A local-first AI workflow software prototype that converts batches of images and videos into structured text, summaries, keywords, key points, and Word/PDF reports.
Batch Media Insight Extractor is not just a small script. It is a local AI workflow software prototype designed to process unstructured media files and turn them into reusable knowledge assets.
It is built for scenarios where users need to handle many screenshots, images, short videos, lectures, screen recordings, or social media clips and convert them into structured reports.
- Batch image and video file detection
- Image OCR with Chinese and English support
- OCR text cleanup and formatting
- Local image summary and keyword extraction
- Video metadata extraction
- Video preview frame generation
- Video audio extraction
- Local Whisper speech-to-text transcription
- Video transcript cleanup and local summarization
- Word and PDF report generation
- Batch report archiving
- Apple-style Streamlit dashboard UI
- Chinese and English UI switching
- Theme color switching
- One-click local full workflow
- Environment check and repair launchers
Screenshots should be added later using safe demo files only.
Suggested screenshot placeholders:
- Dashboard overview
- One-click local workflow success
- Video info and preview frames
- Reports center
- Environment READY check
- Demo Word/PDF report preview
- Add images and videos into the local input folder.
- Start the local web software.
- Run the one-click local full workflow.
- The system extracts image text, video transcripts, metadata, summaries, and keywords.
- Word/PDF reports are generated and archived by batch.
- Python
- Streamlit
- Tesseract OCR
- faster-whisper
- OpenCV
- imageio-ffmpeg
- pandas
- python-docx
- pywin32
- Windows CMD launchers
The current version is designed around local processing. Private media files, generated reports, logs, and local outputs are intentionally excluded from the public showcase version.
OpenAI or ChatGPT API enhanced summarization is reserved for a later content creation, portfolio demonstration, or commercialization stage.

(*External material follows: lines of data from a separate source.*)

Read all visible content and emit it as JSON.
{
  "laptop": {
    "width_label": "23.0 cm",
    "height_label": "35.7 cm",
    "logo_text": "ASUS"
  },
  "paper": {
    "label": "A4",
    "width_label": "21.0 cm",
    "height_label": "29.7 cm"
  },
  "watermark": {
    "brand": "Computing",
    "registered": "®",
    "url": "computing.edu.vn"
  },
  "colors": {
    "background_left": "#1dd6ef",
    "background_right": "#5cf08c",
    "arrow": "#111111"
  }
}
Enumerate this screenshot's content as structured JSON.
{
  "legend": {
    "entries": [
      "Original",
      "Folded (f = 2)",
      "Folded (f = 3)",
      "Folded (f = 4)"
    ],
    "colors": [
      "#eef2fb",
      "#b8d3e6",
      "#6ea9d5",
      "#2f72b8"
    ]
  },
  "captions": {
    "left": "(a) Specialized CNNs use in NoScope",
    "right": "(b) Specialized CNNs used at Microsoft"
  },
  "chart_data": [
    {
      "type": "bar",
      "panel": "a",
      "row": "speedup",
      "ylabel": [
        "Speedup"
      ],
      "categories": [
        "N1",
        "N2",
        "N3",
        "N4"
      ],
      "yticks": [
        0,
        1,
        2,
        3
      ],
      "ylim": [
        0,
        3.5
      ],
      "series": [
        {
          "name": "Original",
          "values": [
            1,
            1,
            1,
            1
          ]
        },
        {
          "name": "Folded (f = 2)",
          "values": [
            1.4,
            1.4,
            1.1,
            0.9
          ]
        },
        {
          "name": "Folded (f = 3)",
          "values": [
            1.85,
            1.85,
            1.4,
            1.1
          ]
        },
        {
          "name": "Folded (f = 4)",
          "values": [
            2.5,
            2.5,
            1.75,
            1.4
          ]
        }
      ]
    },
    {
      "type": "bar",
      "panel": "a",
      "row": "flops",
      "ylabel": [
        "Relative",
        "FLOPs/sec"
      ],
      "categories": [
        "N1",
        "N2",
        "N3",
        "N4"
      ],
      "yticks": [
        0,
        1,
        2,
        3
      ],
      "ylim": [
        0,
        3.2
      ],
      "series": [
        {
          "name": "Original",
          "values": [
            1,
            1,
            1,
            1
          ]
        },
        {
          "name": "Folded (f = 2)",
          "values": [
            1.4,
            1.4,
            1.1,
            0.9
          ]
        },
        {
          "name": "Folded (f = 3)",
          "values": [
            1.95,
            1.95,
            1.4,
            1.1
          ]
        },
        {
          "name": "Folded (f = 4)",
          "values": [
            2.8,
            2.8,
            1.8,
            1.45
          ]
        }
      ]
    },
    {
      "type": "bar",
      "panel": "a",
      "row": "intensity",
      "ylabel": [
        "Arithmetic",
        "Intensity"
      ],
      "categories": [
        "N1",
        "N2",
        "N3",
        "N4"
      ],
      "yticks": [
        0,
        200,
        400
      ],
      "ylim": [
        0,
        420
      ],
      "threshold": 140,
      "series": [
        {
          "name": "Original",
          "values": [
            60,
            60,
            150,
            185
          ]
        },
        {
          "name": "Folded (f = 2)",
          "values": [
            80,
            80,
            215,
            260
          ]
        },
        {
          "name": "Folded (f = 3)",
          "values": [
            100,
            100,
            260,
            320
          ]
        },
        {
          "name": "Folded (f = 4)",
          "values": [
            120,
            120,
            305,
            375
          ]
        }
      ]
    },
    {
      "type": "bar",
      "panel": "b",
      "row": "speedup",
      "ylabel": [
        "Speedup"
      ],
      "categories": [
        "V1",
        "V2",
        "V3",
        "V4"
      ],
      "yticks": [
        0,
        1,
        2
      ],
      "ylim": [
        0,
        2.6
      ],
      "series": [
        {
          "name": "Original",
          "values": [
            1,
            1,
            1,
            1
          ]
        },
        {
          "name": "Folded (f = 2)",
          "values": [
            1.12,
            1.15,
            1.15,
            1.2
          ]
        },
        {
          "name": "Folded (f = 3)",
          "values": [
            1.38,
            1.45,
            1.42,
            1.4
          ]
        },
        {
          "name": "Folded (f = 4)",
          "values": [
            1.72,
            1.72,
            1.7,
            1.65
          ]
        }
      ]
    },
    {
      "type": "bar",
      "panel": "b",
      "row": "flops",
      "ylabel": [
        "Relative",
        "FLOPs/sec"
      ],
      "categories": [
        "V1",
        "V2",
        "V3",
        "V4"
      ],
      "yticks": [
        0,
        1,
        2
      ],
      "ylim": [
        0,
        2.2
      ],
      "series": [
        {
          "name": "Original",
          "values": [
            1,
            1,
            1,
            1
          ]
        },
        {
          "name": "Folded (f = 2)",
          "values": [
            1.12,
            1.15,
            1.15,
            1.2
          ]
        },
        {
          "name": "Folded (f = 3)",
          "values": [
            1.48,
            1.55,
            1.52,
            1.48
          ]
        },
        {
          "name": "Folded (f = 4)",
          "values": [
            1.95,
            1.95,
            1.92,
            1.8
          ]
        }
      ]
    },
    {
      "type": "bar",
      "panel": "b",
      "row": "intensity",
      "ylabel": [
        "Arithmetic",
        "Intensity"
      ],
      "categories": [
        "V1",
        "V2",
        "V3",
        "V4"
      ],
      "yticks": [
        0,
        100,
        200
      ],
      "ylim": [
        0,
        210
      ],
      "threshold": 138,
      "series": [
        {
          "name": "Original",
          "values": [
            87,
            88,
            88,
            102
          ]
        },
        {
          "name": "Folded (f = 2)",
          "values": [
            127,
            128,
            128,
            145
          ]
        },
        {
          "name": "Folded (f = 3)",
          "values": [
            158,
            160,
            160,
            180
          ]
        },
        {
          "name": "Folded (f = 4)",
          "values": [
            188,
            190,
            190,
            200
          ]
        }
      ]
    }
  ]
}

This public version should not include:
- input_media/
- output/
- logs/
- API keys
- private images
- private videos
- generated private reports
- model cache files
This project demonstrates practical AI workflow design, local automation, OCR integration, speech-to-text integration, report generation, UI design, and privacy-aware GitHub packaging.
- Add safe demo screenshots
- Improve onboarding and settings page
- Strengthen local summarization quality
- Add optional OpenAI enhanced summary later
- Explore Windows packaging and installer options
- Prepare a polished public portfolio page
Checkpoint: VIDEO-EXTRACT-045
Current stage: online public GitHub showcase release.
Current public showcase checkpoint: VIDEO-EXTRACT-041
This repository is a public portfolio version. Private media files, generated outputs, logs, API keys, and private backups are intentionally excluded.